Nissen-Meyer J, Hofsli E, Espevik T, Austgulen R
Institute of Cancer Research, University of Trondheim, Regionsykehuset, Norway.
Nat Immun Cell Growth Regul. 1988;7(5-6):266-79.
Human monocytes cultured in a specially prepared medium free of lipopolysaccharide (LPS) constitutively produced a small, though significant, amount of tumor necrosis factor (TNF). Upon addition of LPS, the amount produced remained constant until the LPS concentration reached 1-10 ng/ml, whereupon the production of TNF dramatically increased, eventually becoming 100-fold greater than when the LPS concentration was below 1 ng/ml. Priming the monocytes with recombinant interferon-gamma (rIFN-gamma) before LPS exposure resulted in a 2- to 10-fold increase in TNF production, the highest relative increase being obtained at lower LPS concentrations and in the absence of LPS. Monocyte-produced TNF appears to be the effector molecule in monocyte-mediated killing of some target cell types, since antiserum against recombinant TNF inhibited killing of both actinomycin D-treated and untreated WEHI 164 cells by human monocytes. However, it also appears that TNF may not in all cases be an effector molecule in monocyte-mediated killing, since cytolysis of K562 cells mediated by IFN-gamma/LPS-activated monocytes was not inhibited by antiserum against recombinant TNF. Antiserum which was raised against a monocyte-derived cytotoxic factor and which neutralized recombinant TNF did, however, inhibit monocyte-mediated cytolysis of K562 cells, suggesting that an extracellular factor, perhaps related to TNF, was also involved in monocyte-mediated killing of K562 cells. A TNF-like activity was associated with the monocyte surface membrane, since paraformaldehyde-fixed monocytes expressed cytotoxic activity which was neutralized by antiserum against recombinant TNF. Fixed monocytes activated with rIFN-gamma in addition to LPS before fixation were generally more cytotoxic than those exposed to LPS alone, and those exposed to LPS were much more cytotoxic than those not exposed to LPS. Thus it is possible that high local TNF concentrations may be generated near the target cell upon direct contact between effector and target cells, and that also monocyte-associated TNF may in this way be involved in monocyte-mediated cytotoxicity.
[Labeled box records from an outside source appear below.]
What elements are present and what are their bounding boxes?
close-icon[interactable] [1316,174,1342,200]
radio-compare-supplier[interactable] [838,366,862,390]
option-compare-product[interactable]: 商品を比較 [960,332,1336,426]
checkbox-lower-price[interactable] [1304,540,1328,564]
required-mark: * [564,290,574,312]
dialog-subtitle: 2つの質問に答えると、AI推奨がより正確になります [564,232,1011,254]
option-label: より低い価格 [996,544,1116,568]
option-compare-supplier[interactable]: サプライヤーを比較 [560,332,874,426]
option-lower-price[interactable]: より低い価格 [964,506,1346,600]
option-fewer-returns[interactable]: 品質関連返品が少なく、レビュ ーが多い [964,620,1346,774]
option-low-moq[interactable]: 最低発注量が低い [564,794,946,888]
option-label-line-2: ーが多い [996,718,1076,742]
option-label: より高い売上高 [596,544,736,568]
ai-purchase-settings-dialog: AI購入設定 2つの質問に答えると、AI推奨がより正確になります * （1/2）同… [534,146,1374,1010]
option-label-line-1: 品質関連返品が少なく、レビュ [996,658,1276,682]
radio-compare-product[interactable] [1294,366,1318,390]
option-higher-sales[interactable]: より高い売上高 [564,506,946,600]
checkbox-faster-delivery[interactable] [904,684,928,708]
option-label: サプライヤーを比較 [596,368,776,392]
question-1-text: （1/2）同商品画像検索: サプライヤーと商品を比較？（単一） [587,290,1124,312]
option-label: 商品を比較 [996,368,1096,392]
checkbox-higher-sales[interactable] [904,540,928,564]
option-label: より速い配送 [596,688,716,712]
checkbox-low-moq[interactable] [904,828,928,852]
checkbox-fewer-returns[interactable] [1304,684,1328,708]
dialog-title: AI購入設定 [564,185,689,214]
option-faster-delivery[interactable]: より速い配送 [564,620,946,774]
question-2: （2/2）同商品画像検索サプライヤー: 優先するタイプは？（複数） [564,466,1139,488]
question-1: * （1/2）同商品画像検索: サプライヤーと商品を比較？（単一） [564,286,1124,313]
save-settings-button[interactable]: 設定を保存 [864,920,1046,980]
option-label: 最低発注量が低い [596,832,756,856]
在特别制备的不含脂多糖(LPS)的培养基中培养的人单核细胞,组成性地产生少量但显著量的肿瘤坏死因子(TNF)。加入LPS后,TNF产生量保持恒定,直到LPS浓度达到1 - 10 ng/ml,此时TNF的产生量急剧增加,最终比LPS浓度低于1 ng/ml时高出100倍。在LPS暴露前用重组干扰素-γ(rIFN-γ)预处理单核细胞,导致TNF产生量增加2至10倍,在较低LPS浓度和无LPS的情况下获得的相对增加最高。单核细胞产生的TNF似乎是单核细胞介导的对某些靶细胞类型杀伤的效应分子,因为抗重组TNF的抗血清抑制了人单核细胞对放线菌素D处理和未处理的WEHI 164细胞的杀伤。然而,似乎TNF在所有情况下可能并非单核细胞介导杀伤的效应分子,因为抗重组TNF的抗血清并未抑制IFN-γ/LPS激活的单核细胞介导的K562细胞的细胞溶解。然而,针对单核细胞衍生的细胞毒性因子产生的并中和重组TNF的抗血清确实抑制了单核细胞介导的K562细胞的细胞溶解,表明一种可能与TNF相关的细胞外因子也参与了单核细胞介导的K562细胞杀伤。一种TNF样活性与单核细胞表面膜相关,因为多聚甲醛固定的单核细胞表达的细胞毒性活性被抗重组TNF的抗血清中和。在固定前用rIFN-γ和LPS共同激活的固定单核细胞通常比单独暴露于LPS的细胞更具细胞毒性,而暴露于LPS的细胞比未暴露于LPS的细胞细胞毒性大得多。因此,效应细胞与靶细胞直接接触时,有可能在靶细胞附近产生高局部TNF浓度,并且单核细胞相关的TNF也可能以这种方式参与单核细胞介导的细胞毒性作用。